Al Haj settled in New Mexico and, while hoping to work as a musician, his first job offer was at a fast food restaurant.  Fortunately, a concert was scheduled in Albuquerque and it sold out.  From there, he started to get bookings and record albums including a first release, in 2006, for Smithsonian Folkways, the great non-profit label that records and preserves music from all over the world.


This release from earlier this year is a fantastic melding of Al Haj's work as an Iraqi oud player with a percussionist and an American string quartet.  The eight compositions form what, in the West, is known as "program music," in which the recordings make up a general theme and the titles of the pieces allude to it, but there aren't lyrics and vocals.  The instrumental score evokes the feeling of the theme.

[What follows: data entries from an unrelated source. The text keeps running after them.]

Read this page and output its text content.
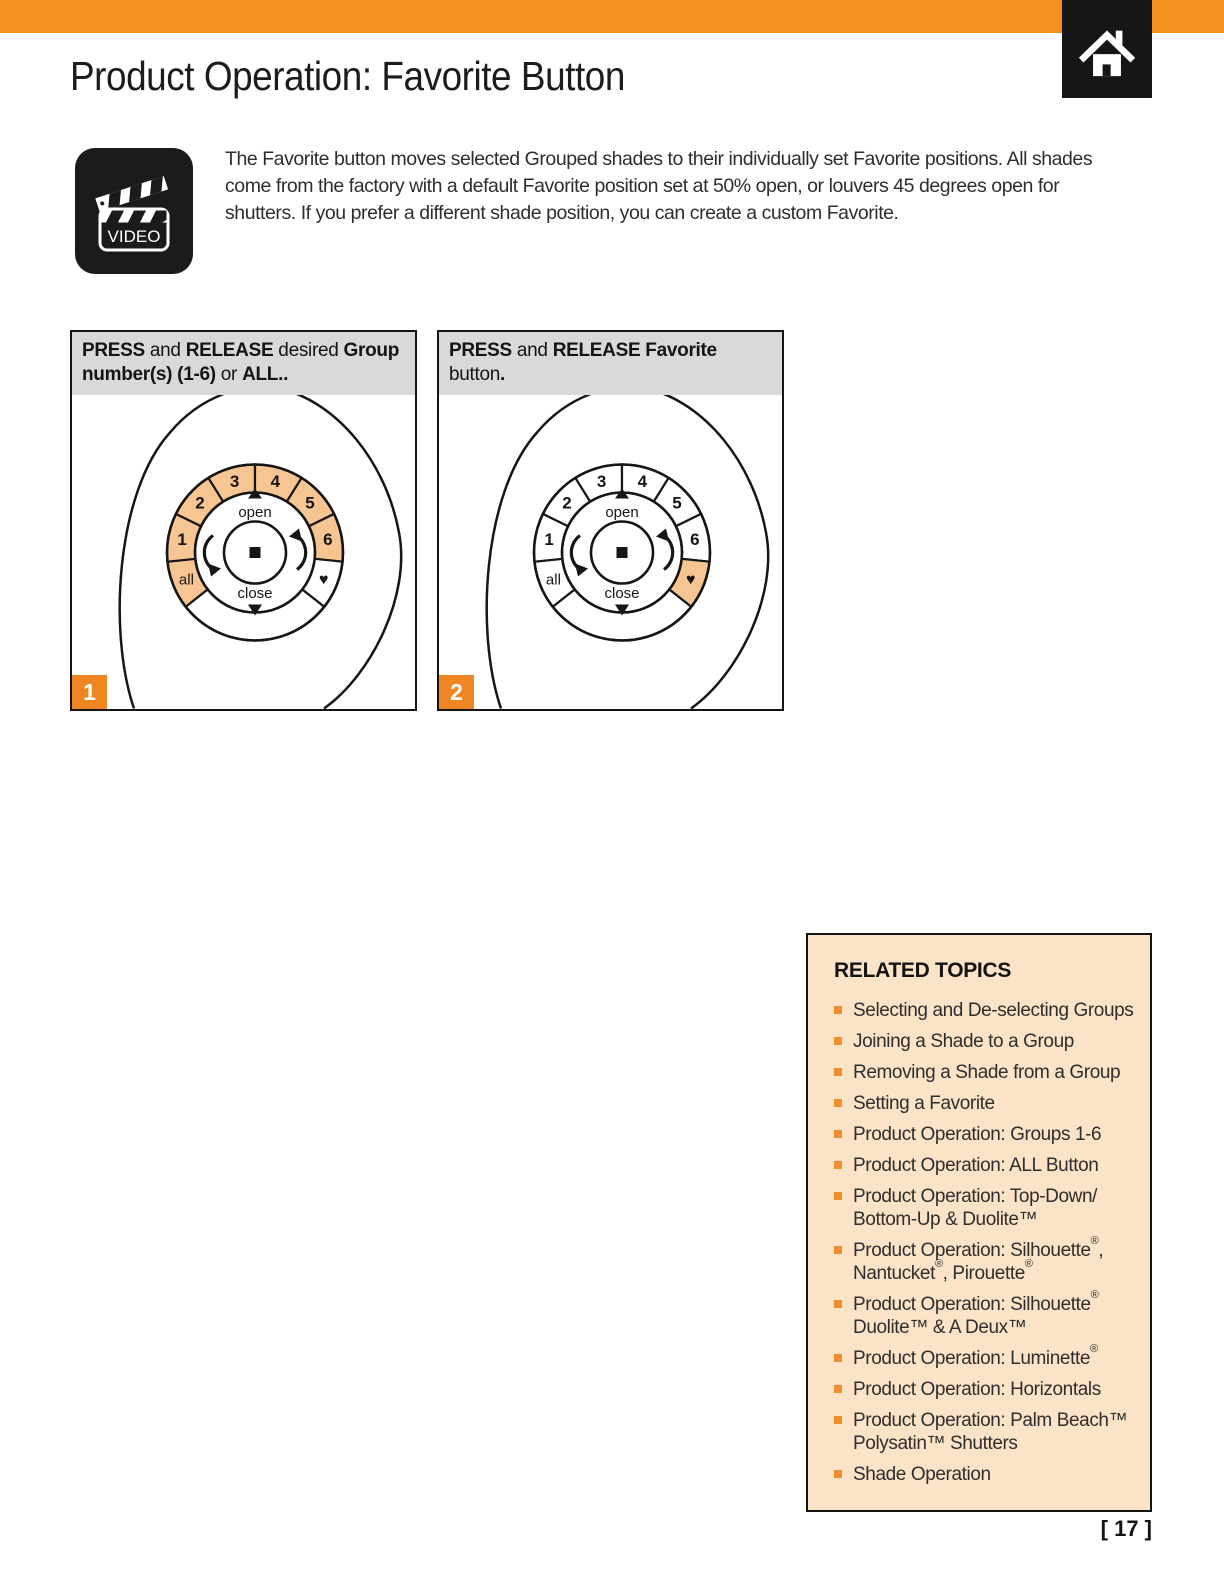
Product Operation: Favorite Button
VIDEO

The Favorite button moves selected Grouped shades to their individually set Favorite positions. All shades come from the factory with a default Favorite position set at 50% open, or louvers 45 degrees open for shutters. If you prefer a different shade position, you can create a custom Favorite.

all
1
2
3 4
5
6
♥
open
close
PRESS and RELEASE desired Group number(s) (1-6) or ALL..
1
all
1
2
3 4
5
6
♥
open
close
PRESS and RELEASE Favorite button.
2
RELATED TOPICS
Selecting and De-selecting Groups
Joining a Shade to a Group
Removing a Shade from a Group
Setting a Favorite
Product Operation: Groups 1-6
Product Operation: ALL Button
Product Operation: Top-Down/
Bottom-Up & Duolite™
Product Operation: Silhouette®,
Nantucket®, Pirouette®
Product Operation: Silhouette®
Duolite™ & A Deux™
Product Operation: Luminette®
Product Operation: Horizontals
Product Operation: Palm Beach™
Polysatin™ Shutters
Shade Operation
[ 17 ]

As the notes suggest, the pieces, "aim deep into human feelings that comes out in times of crisis."  Al Haj made a couple of return trips to his homeland in 2004 and 2014 and his "letters" are about young love; love between people from the Sunni and Shi'a sects; the story of Al Haj's nephew Fuad, who was trapped in a 2005 bombing and could not run because of problems with his legs from when he was prematurely born; Al Haj's return trips and his realization that he had a new home in America; a look to a future of peace in Iraq; and others.

The playing is excellent and the melding of the oud and percussion with the string quarter is doing in a seamless and unified way.  Original art works and photos that are added to by Iraqi artist Riyadh Neama and included in the booklet are also excellent.  The album exemplifies Al Haj's statement that:
Music can make us laugh, make us cry, make us march into war.  I want to make music to make us realize peace.
Whether or not there will be the kind of peace and a workable future for the people of war-torn Iraq that Al Haj hopes for, Letters from Iraq is a brilliant musical meditation and expression.